Normal Developmental Milestones (TVUS)

Structure When Visible Notes
Gestational sac (GS) ~4.5–5.0 wks GA; β-hCG ~1,000–1,500 mIU/mL Growth ~1.1 mm/day; intradecidual sign → double decidual sac sign → true GS with echogenic ring
Yolk sac ~5.5 wks GA; MSD ≥10 mm Normal ≤7 mm; >7 mm = poor prognostic sign; absence when MSD ≥10 mm = suspicious
Embryo ~6.0 wks GA; MSD ≥16 mm Must be present when MSD ≥25 mm; absent at MSD ≥25 mm = anembryonic
Cardiac activity ~6.0–6.5 wks GA; CRL ≥2–3 mm Consistently present by CRL 7 mm; absent at CRL ≥7 mm = nonviable

Fetal Heart Rate by Gestational Age

Gestational Age Normal FHR Significance
6.0–6.2 weeks 100–134 bpm <100 bpm = poor prognosis; repeat in 7–10 days
6.3–7.0 weeks 120–154 bpm <120 bpm = poor prognosis
7.1–8.0 weeks ≥110 bpm minimum <110 bpm = high likelihood of demise
8.0–10.0 weeks 137–170 bpm Peaks ~9–10 weeks then gradually declines toward term

Pregnancy of Unknown Location (PUL)

PUL = positive pregnancy test without IUP or ectopic on initial TVUS. Manage with serial hCG and progesterone until definitive diagnosis.

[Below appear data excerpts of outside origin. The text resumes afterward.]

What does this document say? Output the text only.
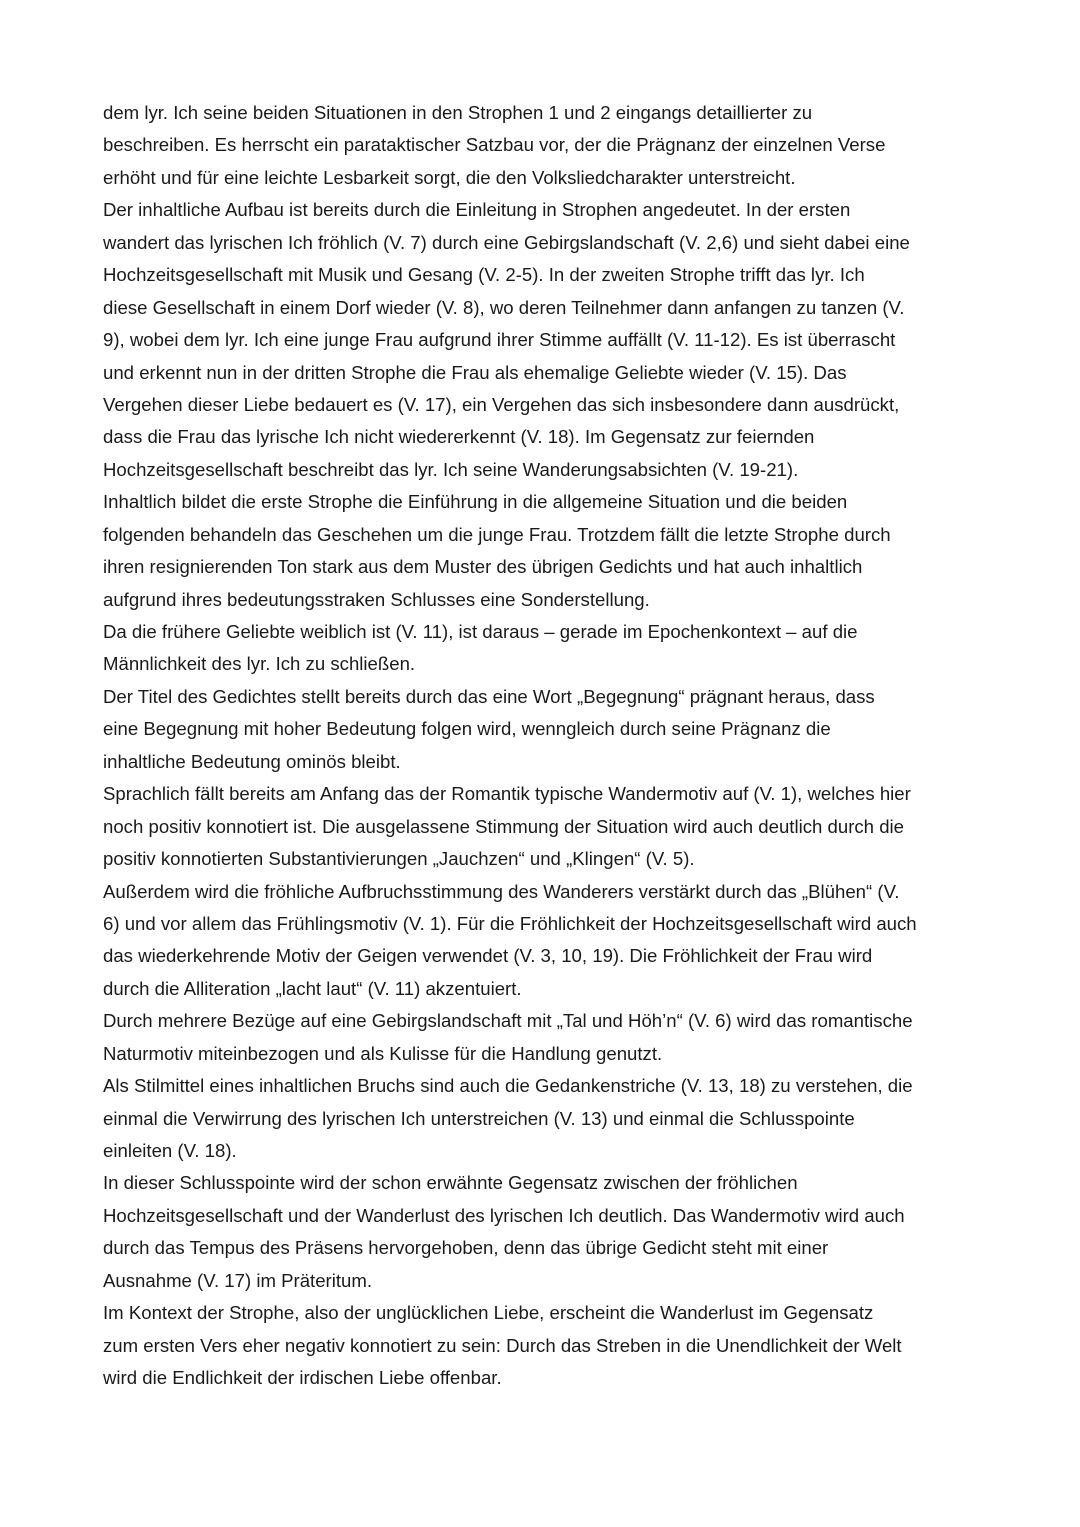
dem lyr. Ich seine beiden Situationen in den Strophen 1 und 2 eingangs detaillierter zu
beschreiben. Es herrscht ein parataktischer Satzbau vor, der die Prägnanz der einzelnen Verse
erhöht und für eine leichte Lesbarkeit sorgt, die den Volksliedcharakter unterstreicht.
Der inhaltliche Aufbau ist bereits durch die Einleitung in Strophen angedeutet. In der ersten
wandert das lyrischen Ich fröhlich (V. 7) durch eine Gebirgslandschaft (V. 2,6) und sieht dabei eine
Hochzeitsgesellschaft mit Musik und Gesang (V. 2-5). In der zweiten Strophe trifft das lyr. Ich
diese Gesellschaft in einem Dorf wieder (V. 8), wo deren Teilnehmer dann anfangen zu tanzen (V.
9), wobei dem lyr. Ich eine junge Frau aufgrund ihrer Stimme auffällt (V. 11-12). Es ist überrascht
und erkennt nun in der dritten Strophe die Frau als ehemalige Geliebte wieder (V. 15). Das
Vergehen dieser Liebe bedauert es (V. 17), ein Vergehen das sich insbesondere dann ausdrückt,
dass die Frau das lyrische Ich nicht wiedererkennt (V. 18). Im Gegensatz zur feiernden
Hochzeitsgesellschaft beschreibt das lyr. Ich seine Wanderungsabsichten (V. 19-21).
Inhaltlich bildet die erste Strophe die Einführung in die allgemeine Situation und die beiden
folgenden behandeln das Geschehen um die junge Frau. Trotzdem fällt die letzte Strophe durch
ihren resignierenden Ton stark aus dem Muster des übrigen Gedichts und hat auch inhaltlich
aufgrund ihres bedeutungsstraken Schlusses eine Sonderstellung.
Da die frühere Geliebte weiblich ist (V. 11), ist daraus – gerade im Epochenkontext – auf die
Männlichkeit des lyr. Ich zu schließen.
Der Titel des Gedichtes stellt bereits durch das eine Wort „Begegnung“ prägnant heraus, dass
eine Begegnung mit hoher Bedeutung folgen wird, wenngleich durch seine Prägnanz die
inhaltliche Bedeutung ominös bleibt.
Sprachlich fällt bereits am Anfang das der Romantik typische Wandermotiv auf (V. 1), welches hier
noch positiv konnotiert ist. Die ausgelassene Stimmung der Situation wird auch deutlich durch die
positiv konnotierten Substantivierungen „Jauchzen“ und „Klingen“ (V. 5).
Außerdem wird die fröhliche Aufbruchsstimmung des Wanderers verstärkt durch das „Blühen“ (V.
6) und vor allem das Frühlingsmotiv (V. 1). Für die Fröhlichkeit der Hochzeitsgesellschaft wird auch
das wiederkehrende Motiv der Geigen verwendet (V. 3, 10, 19). Die Fröhlichkeit der Frau wird
durch die Alliteration „lacht laut“ (V. 11) akzentuiert.
Durch mehrere Bezüge auf eine Gebirgslandschaft mit „Tal und Höh’n“ (V. 6) wird das romantische
Naturmotiv miteinbezogen und als Kulisse für die Handlung genutzt.
Als Stilmittel eines inhaltlichen Bruchs sind auch die Gedankenstriche (V. 13, 18) zu verstehen, die
einmal die Verwirrung des lyrischen Ich unterstreichen (V. 13) und einmal die Schlusspointe
einleiten (V. 18).
In dieser Schlusspointe wird der schon erwähnte Gegensatz zwischen der fröhlichen
Hochzeitsgesellschaft und der Wanderlust des lyrischen Ich deutlich. Das Wandermotiv wird auch
durch das Tempus des Präsens hervorgehoben, denn das übrige Gedicht steht mit einer
Ausnahme (V. 17) im Präteritum.
Im Kontext der Strophe, also der unglücklichen Liebe, erscheint die Wanderlust im Gegensatz
zum ersten Vers eher negativ konnotiert zu sein: Durch das Streben in die Unendlichkeit der Welt
wird die Endlichkeit der irdischen Liebe offenbar.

Parameter Value Interpretation
Progesterone <5 ng/mL Nonviable gestation (IUP or ectopic); 98.2% PPV for failed PUL at ≤3.2 ng/mL
Progesterone 5–20 ng/mL Indeterminate; ectopic possible
Progesterone >20 ng/mL Likely viable IUP
48h hCG rise ≥35% increase Consistent with viable IUP; serial TVUS when above discriminatory zone
48h hCG fall >13% decrease Failed PUL (92.7% sensitivity, 96.7% specificity)
hCG plateau <15% change over 48h Ectopic or persistent PUL — consider MTX or surgery if hCG >2,000

PUL outcomes: ~50–70% failed PUL · ~30–47% IUP · ~6–20% ectopic · ~2% persistent PUL. Ectopic is the critical minority — manage all PUL with serial hCG + TVUS until definitive diagnosis.

References

Doubilet PM et al. Diagnostic Criteria for Nonviable Pregnancy Early in the First Trimester. NEJM. 2013;369(15):1443–51.

Rodgers SK et al. First-Trimester US: What Does Normal Look Like? RadioGraphics. 2015;35(5):1445–56.